Caminho semelhante pretende seguir Elias Mateus da Silva, 31 anos, que, na semana passada, viveu os seus últimos dias como lavador de carros, atividade que exerce desde os 14, tirando cerca de R$ 800 em média de renda. Neste mês, ele conclui o curso de direito, que frequenta à noite. Em seguida, pretende prestar exame da Ordem dos Advogados do Brasil. Ele pretende ascender rapidamente da classe D para a C, já trabalhando como advogado. Seu sonho é integrar o grupo dos que ganham mais. “Só sei que não vou parar de estudar. Quero melhorar o amanhã, mudar de vida”, planeja.
“A educação é o fator de diferenciação social. Quanto maior a escolarização, maiores as chances de ascensão”, destaca a antropóloga Luciana Aguiar, diretora da consultoria Plano CDE. Segundo ela, apesar da concentração em bens de consumo, a escalada da classe média foi, em parte, acompanhada do acesso a serviços como plano de saúde e escola particular para os filhos. As famílias passaram a comprometer parte da renda com esse tipo de despesa, além da compra de bens de consumo.
Escolaridade
Segundo Luciana Aguiar, uma marca da nova classe média é ter os filhos com mais anos de escolaridade do que os pais. Enquanto nos segmentos mais altos, A e B, a diferença é de apenas um ano em média entre pai e filho, na base da pirâmide, ela chega a quatro anos. Pesquisas da Plano CDE mostram que a classe C é o segmento que tem o maior número absoluto de universitários, 1,8 milhão, acima dos 1,3 milhão da classe B e dos 784 mil da A.
O estudo tornou-se prioridade para José Marcelino da Silva, 42 anos, quando conseguiu deixar a profissão de vigilante para virar servidor público do governo do Distrito Federal. Com a melhora na renda, começou a faculdade de gestão pública. “Foi um avanço e tanto”, comemora. Mas o orçamento ainda é apertado. “Algumas pessoas gastam mais do que podem. Tenho consciência de que há coisas que não posso comprar.”
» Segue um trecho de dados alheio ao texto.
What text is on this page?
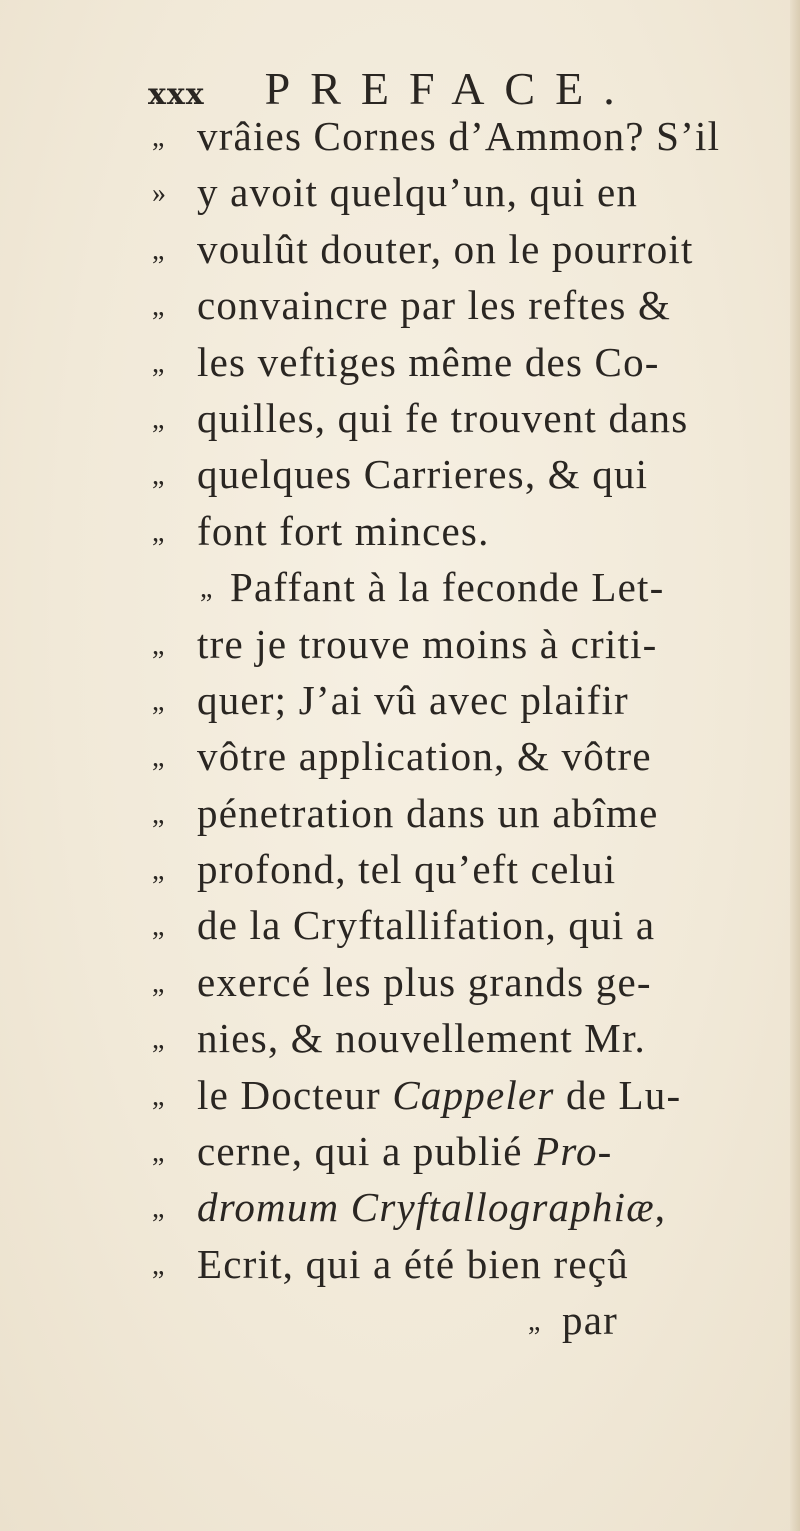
xxx PREFACE.
„ vrâies Cornes d’Ammon? S’il
» y avoit quelqu’un, qui en
„ voulût douter, on le pourroit
„ convaincre par les reftes &
„ les veftiges même des Co-
„ quilles, qui fe trouvent dans
„ quelques Carrieres, & qui
„ font fort minces.
„ Paffant à la feconde Let-
„ tre je trouve moins à criti-
„ quer; J’ai vû avec plaifir
„ vôtre application, & vôtre
„ pénetration dans un abîme
„ profond, tel qu’eft celui
„ de la Cryftallifation, qui a
„ exercé les plus grands ge-
„ nies, & nouvellement Mr.
„ le Docteur Cappeler de Lu-
„ cerne, qui a publié Pro-
„ dromum Cryftallographiæ,
„ Ecrit, qui a été bien reçû
„ par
Poder pagar plano de saúde para os filhos é uma das principais conquistas que Onorina Bezerra Souto, 59 anos, destaca, desde que conseguiu abrir um salão de beleza. A nova fonte de renda juntou-se à do marido, servidor público, e a família já reformou a casa. “Hoje, compro mais sapatos e roupas”, empolga-se. Entusiasmada com o sucesso do negócio e o momento econômico, já abriu uma filial.
Na periferia do Distrito Federal, em uma casa que é parte de madeira, parte de alvenaria, Sandreci Dias, 39 anos, mora com o marido, a irmã e três crianças. A família celebra as paredes levantadas depois que a renda do marido, carpinteiro, dobrou de R$ 400 para R$ 800 em três anos. A rua na Vila Estrutural não tem asfalto, mas já não falta mais água. Sandreci e o marido planejam terminar a casa. Apesar da vida ainda
muito difícil, a irmã Clausete, 27 anos, termina, no fim do ano, o curso superior de administração. “Espero conseguir um emprego na minha área”, diz.
Bolha
Apesar dos diversos casos de sucessos dos membros da classe média que miraram o estudo como meio de ascensão social, os especialistas estão céticos quanto à continuidade da tendência. “Interpreto esse momento mais como uma bolha, pois não está havendo planejamento de longo prazo, que melhore a capacidade dessa população para ter acesso ao mercado de trabalho cada vez mais exigente. Temo que possamos estar queimando essa oportunidade, que pode ser apenas um episódio e não um processo”, alerta o sociólogo Marcel Bursztyn, professor da Universidade de Brasília (UnB).
Segundo ele, a China tem combinado o robusto crescimento econômico com melhoria no sistema produtivo e na capacitação da mão de obra. “Tenho dúvidas se conseguiremos manter as taxas de crescimento econômico se não houver ações de governo voltadas para o desenvolvimento tecnológico e melhoria do sistema de educação”, diz.
O geógrafo Aldo Paviani, também da UnB, concorda. “Existe uma lacuna, que é a qualidade do ensino, principalmente na parte intermediária, entre o ensino fundamental e o médio”, afirma. “É fundamental, para a economia, um ensino médio mais robusto, com escolas que preparem os alunos, não só para o vestibular, mas para a vida profissional. A qualidade do trabalho é o grande desafio para a década que se avizinha e talvez não estejamos preparados para oferecer ao mercado o que ele precisa.”